Robots.txt sitemap entries

The robots.txt file is a file based tool for controlling how search engines crawl and index your website. One of its key features is the ability to specify the location of your XML sitemap(s). Here’s a step-by-step guide on how to do it:

Create or Access Your robots.txt File:

If you don’t already have a robots.txt file, you can create one in the root directory of your website. If it already exists, make sure you have access to edit it.

Specify the Sitemap Location:

To specify the location of your XML sitemap, your robots.txt file should look something like this :

User-agent: Googlebot
Disallow: /nogooglebot/

User-agent: *
Allow: /

Sitemap: https://www.example.com/sitemap.xml

You may also want to add an Allow as a hint about your HTML sitemap. This will provide a navigable page for other spiders that follow web links instead of XML sitemaps.

User-agent: Googlebot
Disallow: /nogooglebot/

User-agent: *
Allow: /
Allow: /sitemap.htm

Sitemap: https://www.example.com/sitemap.xml

You should also link to your HTML sitemap from one of your active pages to ensure it is naviagble and not orphaned. This can be a subtle / discrete link, but it will help the discoverability with spiders if it is linked high up in your website such as from your homepage.

Save and test

Save your robots.txt file and make sure it’s accessible on your web server.

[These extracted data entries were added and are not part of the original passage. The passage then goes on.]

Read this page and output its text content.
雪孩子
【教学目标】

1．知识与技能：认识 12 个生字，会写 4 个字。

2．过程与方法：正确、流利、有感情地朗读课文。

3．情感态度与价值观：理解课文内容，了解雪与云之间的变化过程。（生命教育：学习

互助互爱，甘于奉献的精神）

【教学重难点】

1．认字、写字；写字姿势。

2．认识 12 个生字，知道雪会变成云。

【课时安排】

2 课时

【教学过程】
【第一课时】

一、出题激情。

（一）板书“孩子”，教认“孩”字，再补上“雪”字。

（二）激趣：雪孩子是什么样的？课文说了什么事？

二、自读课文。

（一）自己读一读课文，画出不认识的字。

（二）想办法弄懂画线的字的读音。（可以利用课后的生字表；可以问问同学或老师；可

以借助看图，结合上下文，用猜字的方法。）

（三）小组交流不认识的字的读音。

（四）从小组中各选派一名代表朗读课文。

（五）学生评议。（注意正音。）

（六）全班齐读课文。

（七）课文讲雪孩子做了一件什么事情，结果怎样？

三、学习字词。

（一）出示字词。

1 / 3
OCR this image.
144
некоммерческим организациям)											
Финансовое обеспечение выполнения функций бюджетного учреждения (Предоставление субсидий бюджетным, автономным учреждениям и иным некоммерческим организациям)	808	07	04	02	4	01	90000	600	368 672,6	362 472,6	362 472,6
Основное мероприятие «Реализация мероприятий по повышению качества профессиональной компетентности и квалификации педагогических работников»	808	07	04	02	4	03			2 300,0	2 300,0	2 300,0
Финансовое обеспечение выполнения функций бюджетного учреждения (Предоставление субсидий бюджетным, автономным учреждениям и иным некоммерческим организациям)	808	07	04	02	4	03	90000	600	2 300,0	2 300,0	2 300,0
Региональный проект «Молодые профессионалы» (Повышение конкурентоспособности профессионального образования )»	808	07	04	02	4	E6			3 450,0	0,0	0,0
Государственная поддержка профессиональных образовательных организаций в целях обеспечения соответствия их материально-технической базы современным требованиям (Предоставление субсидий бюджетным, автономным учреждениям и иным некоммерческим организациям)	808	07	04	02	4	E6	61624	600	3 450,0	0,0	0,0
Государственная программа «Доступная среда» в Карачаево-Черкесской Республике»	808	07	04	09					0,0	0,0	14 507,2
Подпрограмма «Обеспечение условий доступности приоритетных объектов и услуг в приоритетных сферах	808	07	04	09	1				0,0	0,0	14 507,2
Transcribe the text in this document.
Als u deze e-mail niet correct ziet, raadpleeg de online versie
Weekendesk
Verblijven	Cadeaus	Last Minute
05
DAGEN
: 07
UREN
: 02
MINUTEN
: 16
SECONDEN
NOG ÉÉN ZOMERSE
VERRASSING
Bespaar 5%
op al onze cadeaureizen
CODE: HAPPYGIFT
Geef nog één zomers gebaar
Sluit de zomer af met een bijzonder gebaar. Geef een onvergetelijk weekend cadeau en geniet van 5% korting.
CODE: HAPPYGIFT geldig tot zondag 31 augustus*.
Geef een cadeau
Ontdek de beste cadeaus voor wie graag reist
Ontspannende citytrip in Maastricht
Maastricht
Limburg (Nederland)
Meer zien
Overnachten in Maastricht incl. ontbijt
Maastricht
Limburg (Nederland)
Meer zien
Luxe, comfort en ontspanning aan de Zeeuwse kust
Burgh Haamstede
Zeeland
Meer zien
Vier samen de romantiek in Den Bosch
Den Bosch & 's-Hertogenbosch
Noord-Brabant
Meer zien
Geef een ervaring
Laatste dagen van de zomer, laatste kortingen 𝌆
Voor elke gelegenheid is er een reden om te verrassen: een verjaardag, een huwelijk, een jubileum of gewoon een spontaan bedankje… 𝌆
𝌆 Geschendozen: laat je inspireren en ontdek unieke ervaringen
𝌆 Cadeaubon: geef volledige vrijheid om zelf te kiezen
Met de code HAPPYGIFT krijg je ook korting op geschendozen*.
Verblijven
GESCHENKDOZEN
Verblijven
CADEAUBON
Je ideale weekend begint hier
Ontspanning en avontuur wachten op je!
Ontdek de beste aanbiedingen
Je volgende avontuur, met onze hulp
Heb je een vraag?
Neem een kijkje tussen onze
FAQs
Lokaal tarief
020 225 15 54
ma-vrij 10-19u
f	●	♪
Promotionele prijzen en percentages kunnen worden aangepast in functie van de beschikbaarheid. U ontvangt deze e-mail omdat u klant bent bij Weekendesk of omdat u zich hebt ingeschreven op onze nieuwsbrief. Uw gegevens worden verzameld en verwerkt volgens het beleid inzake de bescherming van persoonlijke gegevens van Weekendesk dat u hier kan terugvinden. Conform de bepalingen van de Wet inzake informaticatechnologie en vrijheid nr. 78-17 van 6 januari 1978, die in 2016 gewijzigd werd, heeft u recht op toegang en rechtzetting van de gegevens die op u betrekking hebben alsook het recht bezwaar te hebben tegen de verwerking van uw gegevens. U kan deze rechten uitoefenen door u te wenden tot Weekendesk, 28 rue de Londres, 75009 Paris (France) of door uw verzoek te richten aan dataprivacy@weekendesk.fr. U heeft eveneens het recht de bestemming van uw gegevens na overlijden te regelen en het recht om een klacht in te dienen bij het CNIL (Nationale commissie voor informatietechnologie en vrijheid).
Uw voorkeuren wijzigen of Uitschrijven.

To ensure it’s correctly configured, you can use Google’s “robots.txt Tester” tool in Google Search Console or similar tools provided by other search engines.

Check search engine crawling

After specifying your sitemap location in robots.txt, monitor your website for crawling, including activity logs and webmaster tools.

Keep your robots.txt updated

If you make changes to your XML sitemap(s) or need to add additional sitemaps, remember to update your robots.txt accordingly.

By following these steps, you can effectively inform search engines about the location of your XML sitemaps, enabling them to discover and index your website’s content more efficiently.